La grogne monte. La baisse des tarifs imposée par Uber à New York, Chicago, San Francisco, Londres ou Paris en octobre 2015 a affecté la rémunération des chauffeurs. La solution pour compenser cette baisse : "augmenter le volume des courses". Pour la plateforme, "l'effet positif d'une baisse des prix sur le revenus des chauffeurs a été démontré dans toutes les grandes villes du monde où l'application est disponible". Ces déclarations ont fait l'effet d'une bombe auprès des chauffeurs "partenaires".

Pour certaines startups, ce modèle centralisé des plateformes ne peut plus perdurer. La'Zooz, une startup basée en Israël, a construit en 2015 la première application de covoiturage décentralisée utilisant la blockchain. Les utilisateurs finaux en sont propriétaires.
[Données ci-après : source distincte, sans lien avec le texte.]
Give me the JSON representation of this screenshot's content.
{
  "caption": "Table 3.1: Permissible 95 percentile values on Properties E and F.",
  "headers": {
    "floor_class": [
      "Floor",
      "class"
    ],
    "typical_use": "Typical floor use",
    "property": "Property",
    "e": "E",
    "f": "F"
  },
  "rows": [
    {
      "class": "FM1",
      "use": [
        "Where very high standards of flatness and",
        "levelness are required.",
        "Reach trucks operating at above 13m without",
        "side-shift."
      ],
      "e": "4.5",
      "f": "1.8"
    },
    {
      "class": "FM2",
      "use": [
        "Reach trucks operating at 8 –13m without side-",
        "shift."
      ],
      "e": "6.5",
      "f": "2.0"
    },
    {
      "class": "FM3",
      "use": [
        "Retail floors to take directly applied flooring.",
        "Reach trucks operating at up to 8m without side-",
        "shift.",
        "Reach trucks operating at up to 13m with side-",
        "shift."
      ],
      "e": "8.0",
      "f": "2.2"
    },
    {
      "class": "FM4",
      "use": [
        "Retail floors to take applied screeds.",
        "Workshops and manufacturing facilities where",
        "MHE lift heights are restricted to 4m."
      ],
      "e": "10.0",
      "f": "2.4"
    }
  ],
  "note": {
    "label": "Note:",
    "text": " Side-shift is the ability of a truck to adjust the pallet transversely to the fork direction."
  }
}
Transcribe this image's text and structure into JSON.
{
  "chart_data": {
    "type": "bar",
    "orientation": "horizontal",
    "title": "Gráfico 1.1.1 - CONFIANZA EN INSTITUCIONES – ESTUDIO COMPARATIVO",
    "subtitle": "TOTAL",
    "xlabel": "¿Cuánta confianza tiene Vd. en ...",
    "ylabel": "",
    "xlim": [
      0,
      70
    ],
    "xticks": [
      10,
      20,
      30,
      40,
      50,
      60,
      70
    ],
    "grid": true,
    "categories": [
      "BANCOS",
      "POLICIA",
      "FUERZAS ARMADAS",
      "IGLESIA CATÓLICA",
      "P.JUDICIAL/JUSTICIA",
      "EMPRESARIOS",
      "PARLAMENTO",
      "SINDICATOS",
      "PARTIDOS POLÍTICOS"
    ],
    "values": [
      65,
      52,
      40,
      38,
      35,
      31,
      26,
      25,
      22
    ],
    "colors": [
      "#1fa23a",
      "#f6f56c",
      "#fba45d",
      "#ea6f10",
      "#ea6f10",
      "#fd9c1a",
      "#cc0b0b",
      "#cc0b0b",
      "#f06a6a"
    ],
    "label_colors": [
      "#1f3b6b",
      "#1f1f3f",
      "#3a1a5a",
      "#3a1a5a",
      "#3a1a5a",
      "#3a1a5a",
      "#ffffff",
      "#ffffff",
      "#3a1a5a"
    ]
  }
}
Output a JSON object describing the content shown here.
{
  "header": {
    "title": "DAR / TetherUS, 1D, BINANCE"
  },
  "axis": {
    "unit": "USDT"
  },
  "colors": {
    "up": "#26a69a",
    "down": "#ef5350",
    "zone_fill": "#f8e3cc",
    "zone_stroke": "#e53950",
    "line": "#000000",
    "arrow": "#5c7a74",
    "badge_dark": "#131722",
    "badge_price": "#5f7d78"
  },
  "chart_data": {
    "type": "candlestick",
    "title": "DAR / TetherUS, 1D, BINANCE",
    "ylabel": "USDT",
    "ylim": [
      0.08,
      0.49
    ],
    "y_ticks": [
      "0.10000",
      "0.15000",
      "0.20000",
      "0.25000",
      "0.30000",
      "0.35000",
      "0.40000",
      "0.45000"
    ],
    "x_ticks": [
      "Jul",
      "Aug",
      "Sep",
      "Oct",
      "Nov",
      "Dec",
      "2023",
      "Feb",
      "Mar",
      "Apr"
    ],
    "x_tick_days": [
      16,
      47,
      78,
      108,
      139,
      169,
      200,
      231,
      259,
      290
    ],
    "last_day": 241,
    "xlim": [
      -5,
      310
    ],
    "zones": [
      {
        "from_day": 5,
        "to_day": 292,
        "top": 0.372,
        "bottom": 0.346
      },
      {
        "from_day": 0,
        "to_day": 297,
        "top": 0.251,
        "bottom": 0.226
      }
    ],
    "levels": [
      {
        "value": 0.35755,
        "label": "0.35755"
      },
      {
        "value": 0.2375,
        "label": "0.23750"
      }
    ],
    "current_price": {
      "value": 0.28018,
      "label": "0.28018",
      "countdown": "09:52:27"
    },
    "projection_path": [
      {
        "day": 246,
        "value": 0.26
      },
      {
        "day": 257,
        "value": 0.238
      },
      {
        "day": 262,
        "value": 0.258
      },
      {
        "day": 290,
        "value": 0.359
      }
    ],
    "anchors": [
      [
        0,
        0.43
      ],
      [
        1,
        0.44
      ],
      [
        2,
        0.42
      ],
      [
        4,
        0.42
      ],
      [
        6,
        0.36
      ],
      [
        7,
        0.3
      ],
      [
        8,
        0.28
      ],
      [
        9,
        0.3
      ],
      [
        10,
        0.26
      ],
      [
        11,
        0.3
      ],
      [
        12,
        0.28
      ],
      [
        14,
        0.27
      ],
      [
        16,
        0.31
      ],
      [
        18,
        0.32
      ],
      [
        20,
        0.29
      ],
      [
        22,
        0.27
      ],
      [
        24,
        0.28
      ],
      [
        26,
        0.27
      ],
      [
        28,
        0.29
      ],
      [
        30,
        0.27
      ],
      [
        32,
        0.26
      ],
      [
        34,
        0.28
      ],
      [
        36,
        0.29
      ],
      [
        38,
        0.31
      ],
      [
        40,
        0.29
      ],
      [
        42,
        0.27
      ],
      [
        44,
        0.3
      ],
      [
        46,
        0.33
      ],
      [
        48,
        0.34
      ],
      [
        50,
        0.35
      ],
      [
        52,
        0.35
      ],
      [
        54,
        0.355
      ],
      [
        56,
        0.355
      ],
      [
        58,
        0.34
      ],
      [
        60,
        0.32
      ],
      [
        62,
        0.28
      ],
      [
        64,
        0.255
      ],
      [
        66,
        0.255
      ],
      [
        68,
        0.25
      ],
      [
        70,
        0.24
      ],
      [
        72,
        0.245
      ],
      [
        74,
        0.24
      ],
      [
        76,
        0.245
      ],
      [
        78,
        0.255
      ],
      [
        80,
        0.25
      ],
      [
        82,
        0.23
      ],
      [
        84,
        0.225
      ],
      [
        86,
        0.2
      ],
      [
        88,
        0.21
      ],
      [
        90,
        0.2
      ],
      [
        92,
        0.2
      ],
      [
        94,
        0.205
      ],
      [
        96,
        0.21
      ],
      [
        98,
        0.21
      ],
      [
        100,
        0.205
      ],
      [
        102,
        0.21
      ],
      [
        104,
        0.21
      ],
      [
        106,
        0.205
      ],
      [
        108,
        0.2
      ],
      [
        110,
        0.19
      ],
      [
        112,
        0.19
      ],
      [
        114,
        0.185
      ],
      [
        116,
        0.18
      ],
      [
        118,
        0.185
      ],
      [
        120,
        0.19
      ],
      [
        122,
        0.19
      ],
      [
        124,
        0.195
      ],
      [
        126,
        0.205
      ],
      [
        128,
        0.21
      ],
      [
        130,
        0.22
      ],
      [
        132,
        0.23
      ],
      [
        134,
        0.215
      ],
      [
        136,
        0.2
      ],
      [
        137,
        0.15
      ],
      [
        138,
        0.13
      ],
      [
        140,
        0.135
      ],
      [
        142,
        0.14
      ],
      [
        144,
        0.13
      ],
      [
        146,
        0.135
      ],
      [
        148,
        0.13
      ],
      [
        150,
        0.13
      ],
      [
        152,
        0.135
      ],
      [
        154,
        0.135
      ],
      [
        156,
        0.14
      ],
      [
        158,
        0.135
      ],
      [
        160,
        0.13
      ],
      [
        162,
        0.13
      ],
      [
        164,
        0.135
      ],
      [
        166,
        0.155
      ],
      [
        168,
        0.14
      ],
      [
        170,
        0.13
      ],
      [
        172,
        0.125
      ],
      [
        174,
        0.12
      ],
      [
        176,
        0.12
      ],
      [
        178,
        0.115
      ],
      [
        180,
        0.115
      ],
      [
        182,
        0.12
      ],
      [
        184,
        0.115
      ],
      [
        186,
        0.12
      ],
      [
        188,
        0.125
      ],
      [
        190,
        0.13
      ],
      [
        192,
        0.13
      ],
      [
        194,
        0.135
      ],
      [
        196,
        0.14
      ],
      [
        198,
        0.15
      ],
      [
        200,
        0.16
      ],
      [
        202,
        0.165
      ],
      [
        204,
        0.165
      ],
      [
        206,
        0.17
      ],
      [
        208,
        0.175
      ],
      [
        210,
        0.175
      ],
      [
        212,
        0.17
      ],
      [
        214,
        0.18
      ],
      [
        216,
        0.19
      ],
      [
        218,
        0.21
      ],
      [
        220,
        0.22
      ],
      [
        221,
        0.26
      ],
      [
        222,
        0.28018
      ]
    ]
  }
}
Si La'Zooz est au ralenti suite au départ de l'un des trois co-fondateurs, aux Etats-Unis, d'autres projets comme Arcade City (Portsmouth) ou Juno (New York) ont repris l'idée d'un écosystème partagé et vont être en service très prochainement.

arcade city

Christopher David, ancien chauffeur Uber et fondateur de Arcade City, imagine un "Uber décentralisé" qui relie les conducteurs aux clients de pair à pair grâce à la blockchain.

"Si nous atteignions deux milliards de dollars de chiffre d'affaires [CA de Uber en 2015, NDLR], on ne va pas remplir les poches des investisseurs ou celles de la direction", explique-t-il. "Nous redistriburons à nos chauffeurs et améliorons l'expérience client."

Pour Talmon Marco, - ancien fondateur de Waze (vendu à Google), de Viber (vendu à Rakuten) et fondateur de Juno -, qui a déjà attiré 7.500 chauffeurs new yorkais pour la phase de test entamée en février dernier, "Ce qui est important, c'est que les conducteurs ne sont pas seulement être au volant ; ils doivent également posséder l'entreprise".